After many years of struggle, it looks like momentum for progressive tax reform in Illinois is picking up.
Democratic gubernatorial candidate J.B. Pritzker, who’s mounting a strong campaign, has backed a constitutional amendment to allow a progressive income tax, under which rates would be higher for those with higher incomes. Democratic legislative leaders, long hesitant on this issue, are recognizing the necessity of the change.
The Center for Tax and Budget Accountability recently issued a report detailing how a progressive income tax could be structured to reduce taxes for 98 percent of state residents – everyone earning less than $300,000 a year – and still raise an additional $2 billion a year.
The extra money comes from raising the marginal rate for higher earners, up to 9.85 percent for people making over $1 million a year. That’s the top income tax rate in the Midwest, found in Minnesota (though there it applies to individuals making over $160,000) – which is the state that has led the region in job growth since raising taxes on the rich five years ago (and raising the minimum wage).

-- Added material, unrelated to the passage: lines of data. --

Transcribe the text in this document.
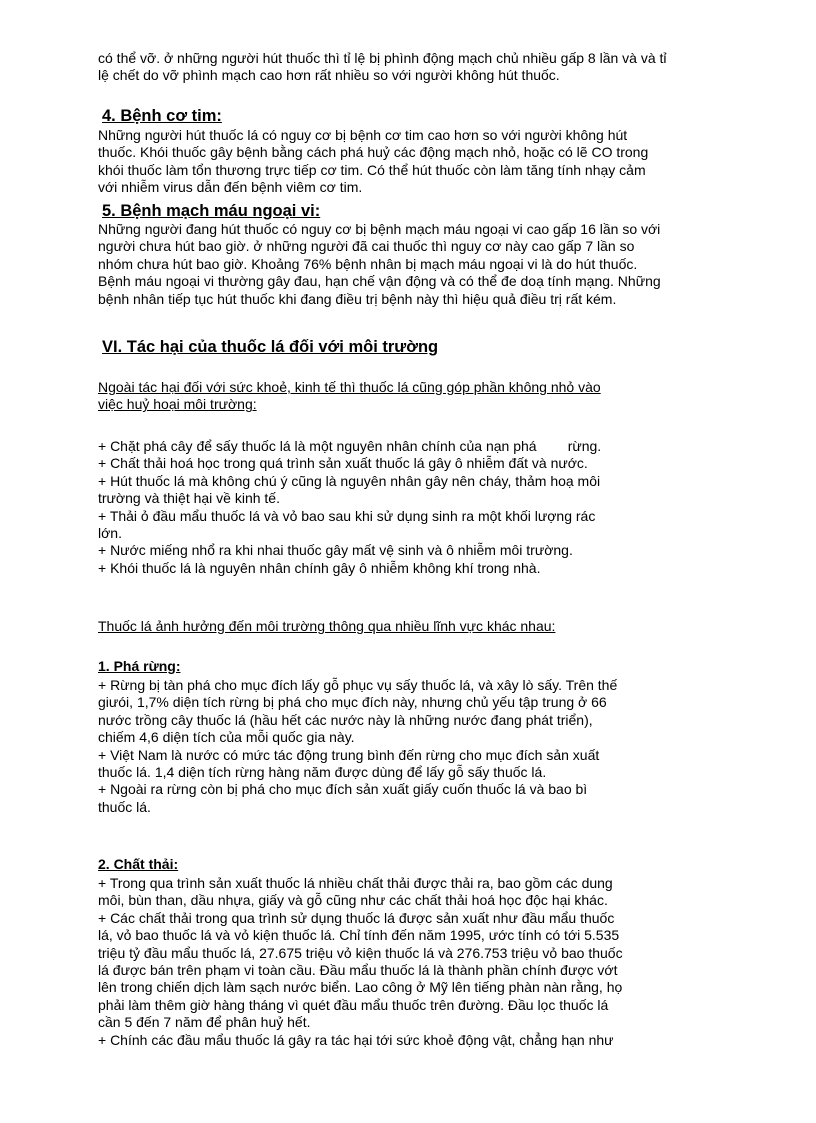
có thể vỡ. ở những người hút thuốc thì tỉ lệ bị phình động mạch chủ nhiều gấp 8 lần và và tỉ
lệ chết do vỡ phình mạch cao hơn rất nhiều so với người không hút thuốc.
4. Bệnh cơ tim:
Những người hút thuốc lá có nguy cơ bị bệnh cơ tim cao hơn so với người không hút
thuốc. Khói thuốc gây bệnh bằng cách phá huỷ các động mạch nhỏ, hoặc có lẽ CO trong
khói thuốc làm tổn thương trực tiếp cơ tim. Có thể hút thuốc còn làm tăng tính nhạy cảm
với nhiễm virus dẫn đến bệnh viêm cơ tim.
5. Bệnh mạch máu ngoại vi:
Những người đang hút thuốc có nguy cơ bị bệnh mạch máu ngoại vi cao gấp 16 lần so với
người chưa hút bao giờ. ở những người đã cai thuốc thì nguy cơ này cao gấp 7 lần so
nhóm chưa hút bao giờ. Khoảng 76% bệnh nhân bị mạch máu ngoại vi là do hút thuốc.
Bệnh máu ngoại vi thường gây đau, hạn chế vận động và có thể đe doạ tính mạng. Những
bệnh nhân tiếp tục hút thuốc khi đang điều trị bệnh này thì hiệu quả điều trị rất kém.
VI. Tác hại của thuốc lá đối với môi trường
Ngoài tác hại đối với sức khoẻ, kinh tế thì thuốc lá cũng góp phần không nhỏ vào
việc huỷ hoại môi trường:
+ Chặt phá cây để sấy thuốc lá là một nguyên nhân chính của nạn phá        rừng.
+ Chất thải hoá học trong quá trình sản xuất thuốc lá gây ô nhiễm đất và nước.
+ Hút thuốc lá mà không chú ý cũng là nguyên nhân gây nên cháy, thảm hoạ môi
trường và thiệt hại về kinh tế.
+ Thải ỏ đầu mẩu thuốc lá và vỏ bao sau khi sử dụng sinh ra một khối lượng rác
lớn.
+ Nước miếng nhổ ra khi nhai thuốc gây mất vệ sinh và ô nhiễm môi trường.
+ Khói thuốc lá là nguyên nhân chính gây ô nhiễm không khí trong nhà.
Thuốc lá ảnh hưởng đến môi trường thông qua nhiều lĩnh vực khác nhau:
1. Phá rừng:
+ Rừng bị tàn phá cho mục đích lấy gỗ phục vụ sấy thuốc lá, và xây lò sấy. Trên thế
giưói, 1,7% diện tích rừng bị phá cho mục đích này, nhưng chủ yếu tập trung ở 66
nước trồng cây thuốc lá (hầu hết các nước này là những nước đang phát triển),
chiếm 4,6 diện tích của mỗi quốc gia này.
+ Việt Nam là nước có mức tác động trung bình đến rừng cho mục đích sản xuất
thuốc lá. 1,4 diện tích rừng hàng năm được dùng để lấy gỗ sấy thuốc lá.
+ Ngoài ra rừng còn bị phá cho mục đích sản xuất giấy cuốn thuốc lá và bao bì
thuốc lá.
2. Chất thải:
+ Trong qua trình sản xuất thuốc lá nhiều chất thải được thải ra, bao gồm các dung
môi, bùn than, dầu nhựa, giấy và gỗ cũng như các chất thải hoá học độc hại khác.
+ Các chất thải trong qua trình sử dụng thuốc lá được sản xuất như đầu mẩu thuốc
lá, vỏ bao thuốc lá và vỏ kiện thuốc lá. Chỉ tính đến năm 1995, ước tính có tới 5.535
triệu tỷ đầu mẩu thuốc lá, 27.675 triệu vỏ kiện thuốc lá và 276.753 triệu vỏ bao thuốc
lá được bán trên phạm vi toàn cầu. Đầu mẩu thuốc lá là thành phần chính được vớt
lên trong chiến dịch làm sạch nước biển. Lao công ở Mỹ lên tiếng phàn nàn rằng, họ
phải làm thêm giờ hàng tháng vì quét đầu mẩu thuốc trên đường. Đầu lọc thuốc lá
cần 5 đến 7 năm để phân huỷ hết.
+ Chính các đầu mẩu thuốc lá gây ra tác hại tới sức khoẻ động vật, chẳng hạn như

CTBA argues that Illinois’s fiscal problems stem from its flat rate income tax with a single rate for all income levels. That cuts the state off from the vast wealth that’s accumulated at the top of the income ladder. Combined with deductions and other state and local taxes, it gives Illinois one of the most regressive tax structures in the nation. “In Illinois, the top 1 percent of income earners pay just 4.6 percent of their income in state and local taxes, while … the bottom 20 percent of earners have almost three times the tax burden of the wealthiest, [paying] 13.2 percent,” according to the group’s new report.
It’s not that taxes are too high, it’s that the wealthy aren’t being taxed enough and everyone else has to make up for it. A progressive income tax would be fairer and would do a better job of raising revenue. After years of budget crisis, folks are catching on.

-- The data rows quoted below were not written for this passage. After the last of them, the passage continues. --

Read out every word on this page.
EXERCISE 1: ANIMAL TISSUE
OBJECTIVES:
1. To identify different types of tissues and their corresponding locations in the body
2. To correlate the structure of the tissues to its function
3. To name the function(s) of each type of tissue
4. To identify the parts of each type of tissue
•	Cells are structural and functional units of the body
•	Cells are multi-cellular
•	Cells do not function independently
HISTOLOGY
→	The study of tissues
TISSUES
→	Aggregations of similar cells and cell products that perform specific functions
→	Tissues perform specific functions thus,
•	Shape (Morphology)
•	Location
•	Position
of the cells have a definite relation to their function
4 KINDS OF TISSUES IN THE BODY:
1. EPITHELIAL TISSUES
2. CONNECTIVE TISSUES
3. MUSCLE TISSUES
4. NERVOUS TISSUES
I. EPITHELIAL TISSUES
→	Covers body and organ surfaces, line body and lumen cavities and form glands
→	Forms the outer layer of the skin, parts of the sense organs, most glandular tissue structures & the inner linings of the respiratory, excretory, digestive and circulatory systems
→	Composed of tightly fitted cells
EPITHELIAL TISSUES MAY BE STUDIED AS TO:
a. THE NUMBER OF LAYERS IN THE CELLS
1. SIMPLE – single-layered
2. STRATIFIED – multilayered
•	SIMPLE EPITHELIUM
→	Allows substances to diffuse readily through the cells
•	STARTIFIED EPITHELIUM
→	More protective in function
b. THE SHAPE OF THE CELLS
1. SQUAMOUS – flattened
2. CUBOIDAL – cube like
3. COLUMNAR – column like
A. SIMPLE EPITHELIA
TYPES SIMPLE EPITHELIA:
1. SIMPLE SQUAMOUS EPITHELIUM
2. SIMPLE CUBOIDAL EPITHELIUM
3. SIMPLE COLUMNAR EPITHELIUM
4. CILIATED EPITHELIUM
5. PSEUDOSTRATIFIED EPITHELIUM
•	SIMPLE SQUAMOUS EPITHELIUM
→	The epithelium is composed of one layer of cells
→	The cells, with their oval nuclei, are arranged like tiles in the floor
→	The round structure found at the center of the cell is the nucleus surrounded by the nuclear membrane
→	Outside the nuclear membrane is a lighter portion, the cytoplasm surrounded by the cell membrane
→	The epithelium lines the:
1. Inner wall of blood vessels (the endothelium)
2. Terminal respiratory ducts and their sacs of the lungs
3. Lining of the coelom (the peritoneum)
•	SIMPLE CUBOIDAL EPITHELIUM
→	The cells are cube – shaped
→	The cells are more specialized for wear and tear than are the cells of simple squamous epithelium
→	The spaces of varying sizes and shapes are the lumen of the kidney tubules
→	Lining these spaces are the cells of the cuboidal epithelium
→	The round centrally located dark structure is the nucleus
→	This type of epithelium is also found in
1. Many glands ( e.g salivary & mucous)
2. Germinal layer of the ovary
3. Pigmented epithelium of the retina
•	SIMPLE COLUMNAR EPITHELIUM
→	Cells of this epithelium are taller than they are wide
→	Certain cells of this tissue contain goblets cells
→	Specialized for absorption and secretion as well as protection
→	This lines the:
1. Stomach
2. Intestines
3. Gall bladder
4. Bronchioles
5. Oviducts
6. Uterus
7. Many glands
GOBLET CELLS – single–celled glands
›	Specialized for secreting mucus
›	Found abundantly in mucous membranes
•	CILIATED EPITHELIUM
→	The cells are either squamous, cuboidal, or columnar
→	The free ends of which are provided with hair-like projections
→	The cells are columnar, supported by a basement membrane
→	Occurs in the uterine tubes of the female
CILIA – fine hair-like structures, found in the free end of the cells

Of course, Gov. Bruce Rauner and Republicans see it differently. Rauner is gearing up for a re-election campaign that will hinge on his promise to cut taxes. It sounds quite good in a 30-second TV commercial. That’s because 30 seconds isn’t enough time to ask how it would actually work.
Rauner has been promising – and failing – to cut taxes by cutting spending since his first days in office. His first act was to issue an executive order calling for a review of the state’s budget to identify “nonessential spending.”
He immediately faced a state budget with a $1.3 billion gap due to the expiration of a temporary tax hike he’d campaigned against extending. But instead of cutting $1.3 billion in nonessential spending, he negotiated a deal filling the gap with a sweep of special funds. He complained when $300 million in cuts were still required.
Later that year his administration finally reported back on the executive order and proposed cutting just $26 million in “nonessential spending.” But that turned out to cover such programs as assistance for autistic children and burial funds for the indigent, among other things, and lots of folks objected to calling them “nonessential.” The cuts were rescinded.
Last year, the Illinois Policy Institute, at the time Rauner’s chief external ally, proposed a budget blueprint for balancing the state’s budget without new revenue (not even cutting taxes). This would have required $1.2 billion cuts in K-12 funding, nearly $1 billion in cuts to higher education, eliminating $1.75 in state assistance to local governments, and eliminating 600,000 people from Medicaid rolls. CTBA said the cuts “would have a devastating effect on the state’s economy,” costing tens of thousands of jobs.
Now running for re-election, Rauner is presenting two very different faces. In his campaign commercials he touts his veto of last year’s tax hike; in his budget he relies on that revenue. His commercials promise a property tax freeze; his budget shifts pension costs to local school districts, guaranteeing property tax increases. His campaign brags about increasing school funding; his budget reduces state support for schools by as much as a half-billion dollars.
In his budget, Rauner proposed a $1 billion tax cut based on a pension reform scheme that is quite possibly unconstitutional without giving any details of how the new system would work. The tax cut “plan” promptly showed up in a commercial – which the Better Government Association rated “mostly false.”
If we can cut through the haze of big money media campaigns and have an honest and fact-based discussion of this issue – with a measure of compassion for the folks who rely on and provide crucial public services – we may be able to move this state forward.